Spot gold was down 0.2 per cent at US$1,319.70 an ounce by 1.45pm EST (1845 GMT), off Thursday's high of US$1,325.86. It was still up 1.3 per cent from last week's close. US gold futures for February delivery settled up 70 cents, or 0.05 per cent, at US$1,322.30 per ounce.
The metal remained on track for a fourth straight weekly gain, something it has not done since April although it posted an annual increase of 13 per cent in 2017.
The US December non-farm payrolls report was weaker than expected. The dollar dipped briefly, then rose as investors reckoned the data would not deter US Federal Reserve from raising interest rates multiple times this year though at a gradual pace.
"The disappointing jobs report is giving gold a boost, but the hourly earnings being in line with expectations is holding it down a bit," said Ryan McKay, commodity strategist at TD Securities in Toronto.
Traders overall stuck to their conviction that the Federal Reserve will raise rates at least twice this year, a Reuters analysis of fed funds futures contracts traded at CME Group suggested.
Gold is highly sensitive to rising US interest rates, as these increase the opportunity cost of holding non-yielding bullion, while boosting the dollar, in which it is priced.
Investment rotation between different asset classes, including digital currencies, may also be distracting investors from gold, said Phillip Streible, senior commodities strategist at RJO Futures in Chicago.

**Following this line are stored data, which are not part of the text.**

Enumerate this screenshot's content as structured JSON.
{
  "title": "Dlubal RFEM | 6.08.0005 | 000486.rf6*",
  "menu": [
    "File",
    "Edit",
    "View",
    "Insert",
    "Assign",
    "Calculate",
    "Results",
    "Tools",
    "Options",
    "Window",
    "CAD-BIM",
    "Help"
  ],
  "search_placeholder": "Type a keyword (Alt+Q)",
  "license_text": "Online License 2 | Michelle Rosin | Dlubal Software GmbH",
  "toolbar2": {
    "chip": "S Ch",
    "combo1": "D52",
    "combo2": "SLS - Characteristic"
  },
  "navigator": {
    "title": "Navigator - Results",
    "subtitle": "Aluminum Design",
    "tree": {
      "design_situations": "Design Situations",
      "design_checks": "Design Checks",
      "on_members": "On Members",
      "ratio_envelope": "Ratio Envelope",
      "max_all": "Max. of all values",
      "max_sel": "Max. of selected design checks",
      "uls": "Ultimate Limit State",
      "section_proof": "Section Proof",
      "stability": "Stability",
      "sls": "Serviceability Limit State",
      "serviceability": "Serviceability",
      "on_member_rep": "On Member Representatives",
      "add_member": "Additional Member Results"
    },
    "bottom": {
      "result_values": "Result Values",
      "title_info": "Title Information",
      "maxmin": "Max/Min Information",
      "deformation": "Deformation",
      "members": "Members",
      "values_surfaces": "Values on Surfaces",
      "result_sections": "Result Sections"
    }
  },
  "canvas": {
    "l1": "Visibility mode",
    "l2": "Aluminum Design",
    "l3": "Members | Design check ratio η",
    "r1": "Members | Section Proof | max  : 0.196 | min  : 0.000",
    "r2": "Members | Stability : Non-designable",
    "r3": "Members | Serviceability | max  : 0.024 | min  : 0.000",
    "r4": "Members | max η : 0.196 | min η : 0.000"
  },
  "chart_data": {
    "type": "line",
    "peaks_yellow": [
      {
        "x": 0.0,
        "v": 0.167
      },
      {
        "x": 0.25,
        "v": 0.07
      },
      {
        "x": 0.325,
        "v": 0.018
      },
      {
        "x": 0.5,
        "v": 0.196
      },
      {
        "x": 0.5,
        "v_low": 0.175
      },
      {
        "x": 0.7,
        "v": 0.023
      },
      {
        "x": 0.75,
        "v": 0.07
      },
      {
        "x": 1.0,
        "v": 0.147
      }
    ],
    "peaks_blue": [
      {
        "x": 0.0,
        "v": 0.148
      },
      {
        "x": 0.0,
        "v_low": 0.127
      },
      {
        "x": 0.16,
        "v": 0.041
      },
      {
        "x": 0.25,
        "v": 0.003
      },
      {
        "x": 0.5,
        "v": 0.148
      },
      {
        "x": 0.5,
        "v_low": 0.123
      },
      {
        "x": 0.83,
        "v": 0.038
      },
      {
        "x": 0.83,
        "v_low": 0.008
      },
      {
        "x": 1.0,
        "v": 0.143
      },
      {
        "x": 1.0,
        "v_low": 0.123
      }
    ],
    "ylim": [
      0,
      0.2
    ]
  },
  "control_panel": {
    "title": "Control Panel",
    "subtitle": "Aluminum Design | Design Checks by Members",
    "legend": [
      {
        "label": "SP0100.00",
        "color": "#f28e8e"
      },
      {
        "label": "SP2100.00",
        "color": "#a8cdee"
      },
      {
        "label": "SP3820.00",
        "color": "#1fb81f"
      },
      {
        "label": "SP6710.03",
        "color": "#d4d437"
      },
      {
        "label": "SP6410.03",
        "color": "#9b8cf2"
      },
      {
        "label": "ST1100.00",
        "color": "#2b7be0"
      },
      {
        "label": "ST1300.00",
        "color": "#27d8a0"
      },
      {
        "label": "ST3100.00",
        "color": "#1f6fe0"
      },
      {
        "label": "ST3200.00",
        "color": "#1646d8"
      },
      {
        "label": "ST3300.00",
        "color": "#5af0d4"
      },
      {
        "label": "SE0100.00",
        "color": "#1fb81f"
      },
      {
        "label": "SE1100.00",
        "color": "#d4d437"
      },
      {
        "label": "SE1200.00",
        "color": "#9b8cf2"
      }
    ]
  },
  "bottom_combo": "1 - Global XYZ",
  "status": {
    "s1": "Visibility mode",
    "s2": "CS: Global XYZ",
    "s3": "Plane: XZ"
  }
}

Among other precious metals, silver was down 0.1 per cent at US$17.22 an ounce earlier touching its highest point in more than six weeks at US$17.29, and 1.6 per cent higher for the week.
Platinum was up 0.8 per cent at US$967 an ounce, earlier hitting a 3-1/2 month peak at US$969.90, 4.6 per cent higher than last week.
Palladium was down 0.8 per cent at US$1,087.30 per ounce, also retreating after hitting a record high of US$1,105.70 on Thursday. It was 2.5 per cent higher on the week.
It was the best performer among major precious metals last year, rising 56 per cent on fears that rising demand for the autocatalyst metal would further tighten the market after years of deficit.